Drug Guide
Buprenorphine Hydrochloride
Classification
Therapeutic: Opioid dependence and pain management
Pharmacological: Partial opioid agonist
FDA Approved Indications
- Moderate to severe pain; opioid use disorder (OUD)
Mechanism of Action
Buprenorphine binds as a partial agonist to the mu-opioid receptor and as an antagonist at the kappa-opioid receptor, providing analgesia and reducing cravings and withdrawal symptoms in opioid dependence.
Dosage and Administration
Adult: Dosing varies by formulation and indication; for pain, typically 0.3 mg to 0.6 mg IV or IM initially, titrated as needed; for OUD, sublingual tablets start at 2-8 mg per day, titrated up to a stabilized dose; implants (Probuphine) are administered as four subdermal rods.
Pediatric: Use is not well established; consult specific guidelines for pediatric patients.
Geriatric: Use with caution; start at lower doses due to increased sensitivity and potential for reduced metabolism.
Renal Impairment: Adjust dose carefully; monitor renal function.
Hepatic Impairment: Use with caution; hepatic impairment may alter metabolism.
Pharmacokinetics
Absorption: Rapid and complete with Sublingual and buccal formulations.
Distribution: Extensive, with a high volume of distribution.
Metabolism: Metabolized mainly in the liver via CYP3A4 and CYP2C8 to norbuprenorphine.
Excretion: Excreted primarily in feces and urine.
Half Life: Approx. 24-60 hours, depending on formulation and route.
Contraindications
- Hypersensitivity to buprenorphine or any component.
- Respiratory depression, caution in severe respiratory impairment.
Precautions
- Monitor for signs of overdose; risk of withdrawal symptoms in opioid-dependent individuals discontinuing therapy.
- Use with caution in patients with head injury, increased intracranial pressure, or biliary tract disease.

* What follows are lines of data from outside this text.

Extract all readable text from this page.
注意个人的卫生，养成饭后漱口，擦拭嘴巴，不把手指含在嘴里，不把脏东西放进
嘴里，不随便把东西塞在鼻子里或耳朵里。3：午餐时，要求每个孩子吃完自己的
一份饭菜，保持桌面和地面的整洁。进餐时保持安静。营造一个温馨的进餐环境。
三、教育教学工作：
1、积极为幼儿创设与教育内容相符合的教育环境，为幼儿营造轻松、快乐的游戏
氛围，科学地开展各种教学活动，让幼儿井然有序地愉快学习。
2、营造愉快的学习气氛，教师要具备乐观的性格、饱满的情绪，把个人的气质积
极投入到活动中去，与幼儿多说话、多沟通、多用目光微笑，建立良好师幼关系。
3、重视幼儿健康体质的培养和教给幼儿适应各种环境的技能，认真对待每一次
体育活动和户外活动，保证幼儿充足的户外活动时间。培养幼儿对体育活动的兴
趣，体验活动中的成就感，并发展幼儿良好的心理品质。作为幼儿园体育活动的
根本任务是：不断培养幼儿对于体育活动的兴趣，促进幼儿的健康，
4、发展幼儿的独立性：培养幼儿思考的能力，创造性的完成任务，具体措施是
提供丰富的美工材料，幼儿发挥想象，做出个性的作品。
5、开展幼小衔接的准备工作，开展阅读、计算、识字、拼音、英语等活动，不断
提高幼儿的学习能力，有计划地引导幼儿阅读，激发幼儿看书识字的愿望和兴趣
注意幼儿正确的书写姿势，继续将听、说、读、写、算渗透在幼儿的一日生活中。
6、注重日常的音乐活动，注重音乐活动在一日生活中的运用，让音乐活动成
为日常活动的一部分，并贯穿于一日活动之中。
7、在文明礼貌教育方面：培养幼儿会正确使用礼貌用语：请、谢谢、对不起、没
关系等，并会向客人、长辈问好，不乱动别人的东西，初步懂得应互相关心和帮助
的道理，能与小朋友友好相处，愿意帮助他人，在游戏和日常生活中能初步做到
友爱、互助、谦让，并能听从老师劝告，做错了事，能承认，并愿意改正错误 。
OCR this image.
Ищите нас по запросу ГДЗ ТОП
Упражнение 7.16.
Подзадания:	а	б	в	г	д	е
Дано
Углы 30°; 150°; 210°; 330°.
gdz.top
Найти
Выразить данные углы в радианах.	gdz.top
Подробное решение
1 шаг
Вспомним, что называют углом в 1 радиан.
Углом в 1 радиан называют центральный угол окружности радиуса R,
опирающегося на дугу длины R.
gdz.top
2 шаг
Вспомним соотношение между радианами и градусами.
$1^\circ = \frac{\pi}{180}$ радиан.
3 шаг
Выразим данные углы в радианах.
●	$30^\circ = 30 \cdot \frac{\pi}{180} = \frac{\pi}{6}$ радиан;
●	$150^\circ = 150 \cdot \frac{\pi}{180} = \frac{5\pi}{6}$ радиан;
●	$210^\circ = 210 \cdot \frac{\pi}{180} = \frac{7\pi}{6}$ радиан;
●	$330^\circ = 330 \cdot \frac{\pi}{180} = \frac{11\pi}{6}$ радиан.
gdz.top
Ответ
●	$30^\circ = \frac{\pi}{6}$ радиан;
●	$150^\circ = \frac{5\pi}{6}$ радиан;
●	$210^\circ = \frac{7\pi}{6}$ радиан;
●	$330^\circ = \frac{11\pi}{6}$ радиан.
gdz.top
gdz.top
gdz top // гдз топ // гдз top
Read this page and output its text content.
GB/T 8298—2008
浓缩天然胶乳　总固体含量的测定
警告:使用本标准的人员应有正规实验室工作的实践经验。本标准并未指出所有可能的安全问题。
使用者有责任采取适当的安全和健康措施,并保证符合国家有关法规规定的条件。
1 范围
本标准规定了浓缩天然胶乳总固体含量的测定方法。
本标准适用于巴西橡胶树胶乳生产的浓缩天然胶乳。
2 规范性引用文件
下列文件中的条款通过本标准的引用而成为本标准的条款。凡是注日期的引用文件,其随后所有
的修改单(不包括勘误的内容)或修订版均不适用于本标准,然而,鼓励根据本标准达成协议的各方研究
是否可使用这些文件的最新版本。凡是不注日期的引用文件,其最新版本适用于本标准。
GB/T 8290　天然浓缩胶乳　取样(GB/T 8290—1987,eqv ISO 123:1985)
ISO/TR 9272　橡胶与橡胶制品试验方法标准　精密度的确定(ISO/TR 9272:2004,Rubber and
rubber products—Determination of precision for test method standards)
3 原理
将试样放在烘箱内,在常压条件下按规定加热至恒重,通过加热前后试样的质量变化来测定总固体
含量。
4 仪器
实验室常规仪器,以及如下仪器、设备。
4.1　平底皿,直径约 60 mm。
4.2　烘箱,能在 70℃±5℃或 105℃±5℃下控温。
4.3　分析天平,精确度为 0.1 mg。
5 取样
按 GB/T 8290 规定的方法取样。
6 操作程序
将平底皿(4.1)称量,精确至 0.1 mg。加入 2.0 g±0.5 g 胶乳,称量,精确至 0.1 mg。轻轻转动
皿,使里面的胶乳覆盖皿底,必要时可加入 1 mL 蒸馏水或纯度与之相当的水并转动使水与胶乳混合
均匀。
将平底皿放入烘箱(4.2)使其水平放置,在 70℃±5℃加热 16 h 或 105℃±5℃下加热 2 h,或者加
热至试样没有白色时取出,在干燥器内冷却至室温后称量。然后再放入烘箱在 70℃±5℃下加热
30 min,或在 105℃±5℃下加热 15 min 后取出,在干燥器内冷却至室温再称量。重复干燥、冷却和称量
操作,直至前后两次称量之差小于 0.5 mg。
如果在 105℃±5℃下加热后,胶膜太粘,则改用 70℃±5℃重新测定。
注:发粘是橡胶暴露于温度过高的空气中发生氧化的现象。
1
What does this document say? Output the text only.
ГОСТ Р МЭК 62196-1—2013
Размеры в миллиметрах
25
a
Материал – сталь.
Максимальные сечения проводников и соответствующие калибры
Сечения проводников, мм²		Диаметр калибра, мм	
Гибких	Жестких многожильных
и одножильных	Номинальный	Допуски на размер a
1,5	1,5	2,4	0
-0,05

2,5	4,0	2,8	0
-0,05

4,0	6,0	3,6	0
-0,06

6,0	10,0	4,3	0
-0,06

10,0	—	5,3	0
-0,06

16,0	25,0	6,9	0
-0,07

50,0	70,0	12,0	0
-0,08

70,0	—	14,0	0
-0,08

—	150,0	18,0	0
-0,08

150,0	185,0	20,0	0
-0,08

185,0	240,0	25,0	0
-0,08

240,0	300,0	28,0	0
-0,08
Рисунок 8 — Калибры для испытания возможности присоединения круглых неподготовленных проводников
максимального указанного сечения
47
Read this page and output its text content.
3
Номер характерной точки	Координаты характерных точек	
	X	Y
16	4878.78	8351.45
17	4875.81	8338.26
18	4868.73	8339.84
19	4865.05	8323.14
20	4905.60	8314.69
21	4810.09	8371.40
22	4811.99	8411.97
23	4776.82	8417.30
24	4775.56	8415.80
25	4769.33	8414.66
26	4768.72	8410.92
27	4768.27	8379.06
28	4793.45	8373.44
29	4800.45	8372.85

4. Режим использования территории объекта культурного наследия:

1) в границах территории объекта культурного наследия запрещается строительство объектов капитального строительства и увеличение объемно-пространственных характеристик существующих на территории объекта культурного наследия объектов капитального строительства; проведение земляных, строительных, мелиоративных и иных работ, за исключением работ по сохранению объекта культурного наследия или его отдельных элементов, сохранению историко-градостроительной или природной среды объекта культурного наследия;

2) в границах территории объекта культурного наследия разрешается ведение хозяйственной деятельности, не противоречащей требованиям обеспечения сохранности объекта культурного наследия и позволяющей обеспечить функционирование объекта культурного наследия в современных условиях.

Adverse Reactions - Common
- Nausea or vomiting (Common)
- Constipation (Common)
- Dizziness or sedation (Common)
Adverse Reactions - Serious
- Respiratory depression (Serious, rare but possible)
- Hepatotoxicity (Rare)
- Allergic reactions including rash, angioedema (Rare)
Drug-Drug Interactions
- CNS depressants, sedatives, tranquilizers, other opioids, CYP3A4 inhibitors and inducers
Drug-Food Interactions
N/ADrug-Herb Interactions
N/ANursing Implications
Assessment: Assess pain and opioid dependence; monitor respiratory status, vital signs, and signs of misuse or addiction.
Diagnoses:
- Impaired Gas Exchange related to respiratory depression
- Risk for Addiction
Implementation: Administer as prescribed; monitor for overdose symptoms; educate patient on proper use.
Evaluation: Evaluate pain relief effectiveness and signs of adverse reactions.
Patient/Family Teaching
- Do not operate machinery or drive until effects are known.
- Avoid alcohol and other CNS depressants.
- Report signs of respiratory depression or allergic reactions immediately.
Special Considerations
Black Box Warnings:
- Risk of addiction, abuse, and misuse leading to death.
- Hepatic impairment can affect drug metabolism.
Genetic Factors: Metabolism may vary due to CYP3A4 activity.
Lab Test Interference: May affect liver function tests.
Overdose Management
Signs/Symptoms: Respiratory depression, sedation, hypotension, coma.
Treatment: Supportive care, oxygen, naloxone administration, airway management.
Storage and Handling
Storage: Store at room temperature away from light and moisture.
Stability: Stable under recommended conditions for duration specified in the product label.